Apply the learned transformation matrix to your test data with:
python batch_predict.py <data> <matrix_file> <embeddings> <topn> <expanded>
- <data> text file, with one concept per line.
- <matrix_file> obtained in step 1.
- <embeddings> the same ones used in step 1, or the filtered ones.
- <topn> Top n candidate hypernyms to be retrieved for each input term.
- <expanded> same flag as in step 1.
You can also play interactively in the python console, with:
python interactive_predict.py <matrix_file> <embeddings> <topn> <expanded>
The program will prompt you for a concept name, until you type 'leave'.
Evaluate the performance of your hypernym discovery algorithm with:
python evaluate.py <gold_file> <predictions_file>
- <gold_file> Text file where column 1 is the term, and from column 2 are valid hypernyms.

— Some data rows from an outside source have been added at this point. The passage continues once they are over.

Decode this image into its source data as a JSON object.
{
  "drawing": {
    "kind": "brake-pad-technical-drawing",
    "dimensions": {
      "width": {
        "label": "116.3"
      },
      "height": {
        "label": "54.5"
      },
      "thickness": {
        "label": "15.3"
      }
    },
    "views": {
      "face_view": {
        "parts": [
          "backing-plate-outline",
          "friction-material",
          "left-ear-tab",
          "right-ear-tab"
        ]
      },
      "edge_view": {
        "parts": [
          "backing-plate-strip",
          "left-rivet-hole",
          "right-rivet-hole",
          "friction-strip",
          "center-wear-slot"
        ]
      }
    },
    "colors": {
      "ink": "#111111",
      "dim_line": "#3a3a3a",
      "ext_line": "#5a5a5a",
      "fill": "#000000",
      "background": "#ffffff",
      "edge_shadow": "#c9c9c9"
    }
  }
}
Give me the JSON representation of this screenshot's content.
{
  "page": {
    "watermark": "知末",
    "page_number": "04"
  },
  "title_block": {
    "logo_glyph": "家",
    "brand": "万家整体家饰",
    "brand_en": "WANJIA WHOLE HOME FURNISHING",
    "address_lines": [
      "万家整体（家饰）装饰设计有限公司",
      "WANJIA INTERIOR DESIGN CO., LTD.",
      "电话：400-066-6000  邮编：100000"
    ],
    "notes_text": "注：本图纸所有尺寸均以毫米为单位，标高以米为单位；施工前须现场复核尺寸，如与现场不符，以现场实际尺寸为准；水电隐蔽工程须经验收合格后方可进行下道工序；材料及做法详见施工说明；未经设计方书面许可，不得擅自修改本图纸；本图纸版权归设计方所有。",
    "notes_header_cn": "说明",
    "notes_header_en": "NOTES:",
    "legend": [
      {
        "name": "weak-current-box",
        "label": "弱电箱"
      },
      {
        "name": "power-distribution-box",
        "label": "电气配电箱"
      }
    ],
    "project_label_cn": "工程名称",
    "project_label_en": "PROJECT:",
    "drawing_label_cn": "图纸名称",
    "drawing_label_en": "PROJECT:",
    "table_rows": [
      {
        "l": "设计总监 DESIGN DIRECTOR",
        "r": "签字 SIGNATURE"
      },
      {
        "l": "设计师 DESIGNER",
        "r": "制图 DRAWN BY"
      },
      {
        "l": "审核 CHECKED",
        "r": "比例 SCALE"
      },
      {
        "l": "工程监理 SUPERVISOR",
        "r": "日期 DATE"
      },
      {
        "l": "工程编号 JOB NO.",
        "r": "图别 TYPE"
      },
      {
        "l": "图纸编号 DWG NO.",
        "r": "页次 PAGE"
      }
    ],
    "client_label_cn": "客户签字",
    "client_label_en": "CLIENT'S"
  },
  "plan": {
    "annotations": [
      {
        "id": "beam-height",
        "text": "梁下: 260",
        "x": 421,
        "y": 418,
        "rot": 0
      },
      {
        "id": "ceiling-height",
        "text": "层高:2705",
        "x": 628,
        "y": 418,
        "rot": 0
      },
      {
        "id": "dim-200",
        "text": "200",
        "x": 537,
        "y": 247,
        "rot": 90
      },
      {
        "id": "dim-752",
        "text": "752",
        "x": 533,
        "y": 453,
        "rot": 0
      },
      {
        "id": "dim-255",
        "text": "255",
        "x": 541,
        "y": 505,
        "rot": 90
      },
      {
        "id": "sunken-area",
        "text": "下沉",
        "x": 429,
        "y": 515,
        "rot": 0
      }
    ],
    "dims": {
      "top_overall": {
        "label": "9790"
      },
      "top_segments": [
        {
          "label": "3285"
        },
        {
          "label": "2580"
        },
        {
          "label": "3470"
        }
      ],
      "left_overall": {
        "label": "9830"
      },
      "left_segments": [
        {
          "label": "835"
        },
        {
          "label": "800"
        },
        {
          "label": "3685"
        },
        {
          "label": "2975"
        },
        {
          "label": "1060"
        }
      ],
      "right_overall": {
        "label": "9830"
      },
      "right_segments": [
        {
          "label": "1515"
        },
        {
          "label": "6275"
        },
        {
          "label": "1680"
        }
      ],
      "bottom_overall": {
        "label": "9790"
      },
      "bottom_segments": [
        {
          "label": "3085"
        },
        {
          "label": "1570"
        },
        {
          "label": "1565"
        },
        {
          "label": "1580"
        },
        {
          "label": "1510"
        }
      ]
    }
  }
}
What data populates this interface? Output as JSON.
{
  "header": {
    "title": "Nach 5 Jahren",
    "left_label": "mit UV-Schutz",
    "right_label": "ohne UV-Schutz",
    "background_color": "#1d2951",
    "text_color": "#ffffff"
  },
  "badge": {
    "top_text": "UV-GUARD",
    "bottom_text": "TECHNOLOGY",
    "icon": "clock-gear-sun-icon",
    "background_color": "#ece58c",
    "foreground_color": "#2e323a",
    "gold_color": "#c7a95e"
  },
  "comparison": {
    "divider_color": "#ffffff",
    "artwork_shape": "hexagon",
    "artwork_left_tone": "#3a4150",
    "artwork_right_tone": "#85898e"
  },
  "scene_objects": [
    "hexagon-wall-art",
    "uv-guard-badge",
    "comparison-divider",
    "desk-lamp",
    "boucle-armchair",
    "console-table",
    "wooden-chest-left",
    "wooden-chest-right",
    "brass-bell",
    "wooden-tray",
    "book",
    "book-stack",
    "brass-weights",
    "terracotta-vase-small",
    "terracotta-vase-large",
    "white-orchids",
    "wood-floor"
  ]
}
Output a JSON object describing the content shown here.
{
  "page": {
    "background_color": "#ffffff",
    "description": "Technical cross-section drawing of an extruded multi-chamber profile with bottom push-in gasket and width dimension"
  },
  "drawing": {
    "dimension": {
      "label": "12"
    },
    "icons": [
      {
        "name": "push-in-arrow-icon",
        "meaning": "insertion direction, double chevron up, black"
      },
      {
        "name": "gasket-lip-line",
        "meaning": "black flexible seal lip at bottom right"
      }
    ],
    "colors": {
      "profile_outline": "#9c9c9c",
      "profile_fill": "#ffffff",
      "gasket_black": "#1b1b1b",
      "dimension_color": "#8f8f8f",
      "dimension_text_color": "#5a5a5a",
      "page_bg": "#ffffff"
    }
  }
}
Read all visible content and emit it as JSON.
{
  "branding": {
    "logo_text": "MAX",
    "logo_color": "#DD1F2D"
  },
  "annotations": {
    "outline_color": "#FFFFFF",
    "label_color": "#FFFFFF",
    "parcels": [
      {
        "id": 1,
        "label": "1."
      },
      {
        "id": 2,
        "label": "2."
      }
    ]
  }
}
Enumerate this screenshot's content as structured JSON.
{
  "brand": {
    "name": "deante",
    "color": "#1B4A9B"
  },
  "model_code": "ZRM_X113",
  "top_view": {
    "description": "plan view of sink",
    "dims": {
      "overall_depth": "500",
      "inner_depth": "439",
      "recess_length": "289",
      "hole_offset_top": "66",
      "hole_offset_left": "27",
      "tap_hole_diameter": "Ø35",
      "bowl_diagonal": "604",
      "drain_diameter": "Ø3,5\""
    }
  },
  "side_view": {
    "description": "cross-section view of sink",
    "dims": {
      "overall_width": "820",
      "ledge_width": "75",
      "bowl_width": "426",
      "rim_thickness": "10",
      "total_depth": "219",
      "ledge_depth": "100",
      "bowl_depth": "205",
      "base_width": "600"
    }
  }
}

- <predictions_file> Text file where column 1 is the term, and columns 2 onwards are either <candidate><space><score> pairs, or simplpy the candidates.
It will save a <predictions_file>+__results.txt file with classic IR metrics computed on your data, such as MRR, MAP, P@K and R-P. The code for computing these metrics comes from here.
Camacho-Collados, J., & Navigli, R. (2017). BabelDomains: Large-Scale Domain Labeling of Lexical Resources. EACL 2017, 223.
Iacobacci, I., Pilehvar, M. T., & Navigli, R. (2015). SensEmbed: Learning Sense Embeddings for Word and Relational Similarity. In ACL (1) (pp. 95-105).
Mikolov, T., Le, Q. V., & Sutskever, I. (2013). Exploiting similarities among languages for machine translation. arXiv preprint arXiv:1309.4168.
Fu, R., Guo, J., Qin, B., Che, W., Wang, H., & Liu, T. (2014). Learning Semantic Hierarchies via Word Embeddings. In ACL (1) (pp. 1199-1209).